Im curious what others have experienced with SD Card life, especially on mast installations. I’ve used Pi’s in the past for various solutions, but found in day to day applications the SD card lasts maybe 4-6 months before you get errors.
I know the MMDVM Pi-Star throws it into read only mode, does the satnogs image do anything special?
What we try is to use memory (RAM) for read/write operations for observations, in the first days we had used sd-cards we had several failures. As far as I can remember after using RAM we haven’t seen a lot sd-cards failures. I would say that there are station that are very active without changing sd-card for at least one year now.
Thats good to know… I had 910 running on a 120Gb SSD but felt its a tiny bit overkill considering everything just gets uploaded to the cloud anyway.
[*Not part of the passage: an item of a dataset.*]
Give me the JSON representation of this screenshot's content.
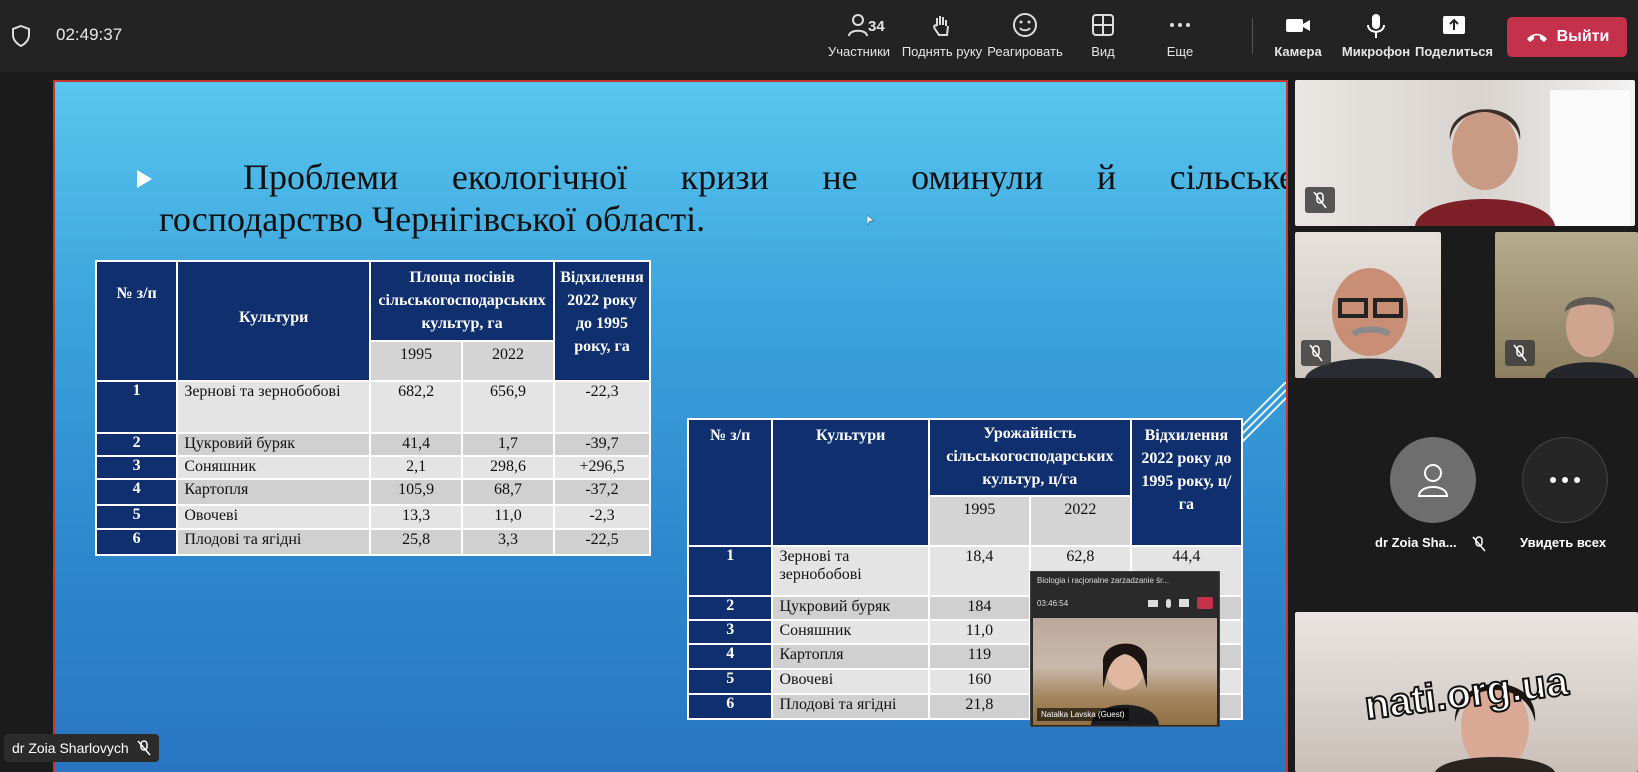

Upgrading to the new Buster release currently and using a Sandisk 16Gb Class 10
For our reference stations we have been using the recommended SD cards from this review of SD cards for RPi for 2019. With tens of thousands of observations without failing I can pretty safely say that those are good choices.
Redis was there for facilitating interactions with the web UI (specifically for sockets.io)
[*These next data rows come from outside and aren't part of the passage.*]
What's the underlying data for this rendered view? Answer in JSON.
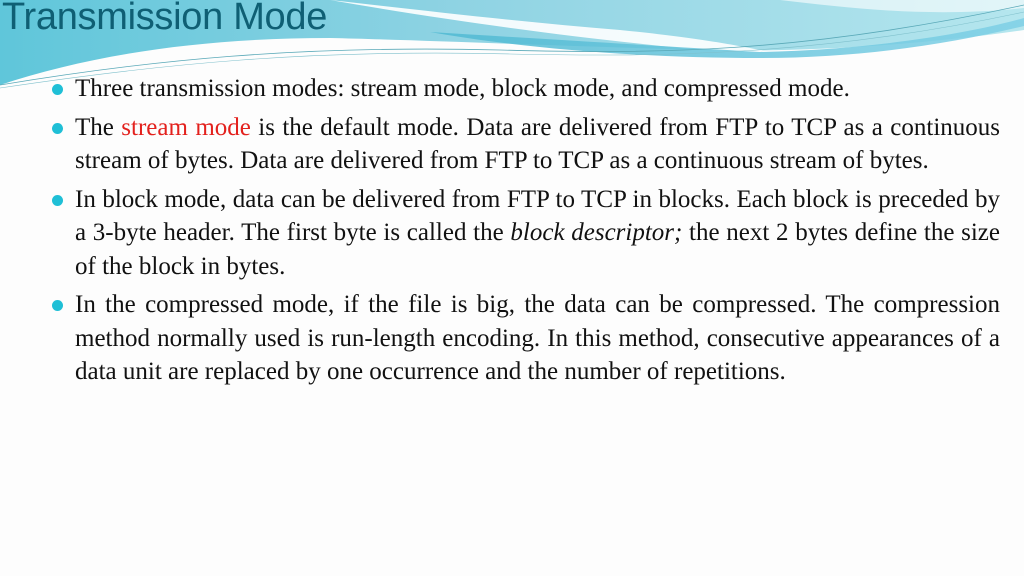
{
  "slide": {
    "title": "Transmission Mode",
    "accent_color": "#1fbfd6",
    "highlight_color": "#e3211d",
    "title_color": "#0f5f74",
    "bullets": [
      {
        "text": "Three  transmission modes: stream mode, block mode, and compressed mode."
      },
      {
        "pre": "The ",
        "highlight": "stream mode",
        "post": " is the default mode. Data are delivered from FTP to TCP as a continuous stream of bytes. Data are delivered from FTP to TCP as a continuous stream of bytes."
      },
      {
        "pre": "In block mode, data can be delivered from FTP to TCP in blocks. Each block is preceded by a 3-byte header. The first byte is called the ",
        "italic": "block descriptor;",
        "post": " the next 2 bytes define the size of the block in bytes."
      },
      {
        "text": "In the compressed mode, if the file is big, the data can be compressed. The compression method normally used is run-length encoding. In this method, consecutive appearances of a data unit are replaced by one occurrence and the number of repetitions."
      }
    ]
  }
}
Now that the web UI is no longer a part of the satnogs-client (and will be a separate package on its own) there is no need for Redis.
Indeed, satnogs-client uses the WebSocket library gevent-websocket and the use of Redis is appropriate. Therefore, after updating satnogs-client, I still installed the Redis and specified the mandatory use of redis-server.service in the /etc/systemd/system/satnogs-client.service .
It doesn’t use websockets since version 1.0. If you have updated then you don’t need the Redis server. In fact, if you are using satnogs-setup (thus Ansible), it is automatically removed.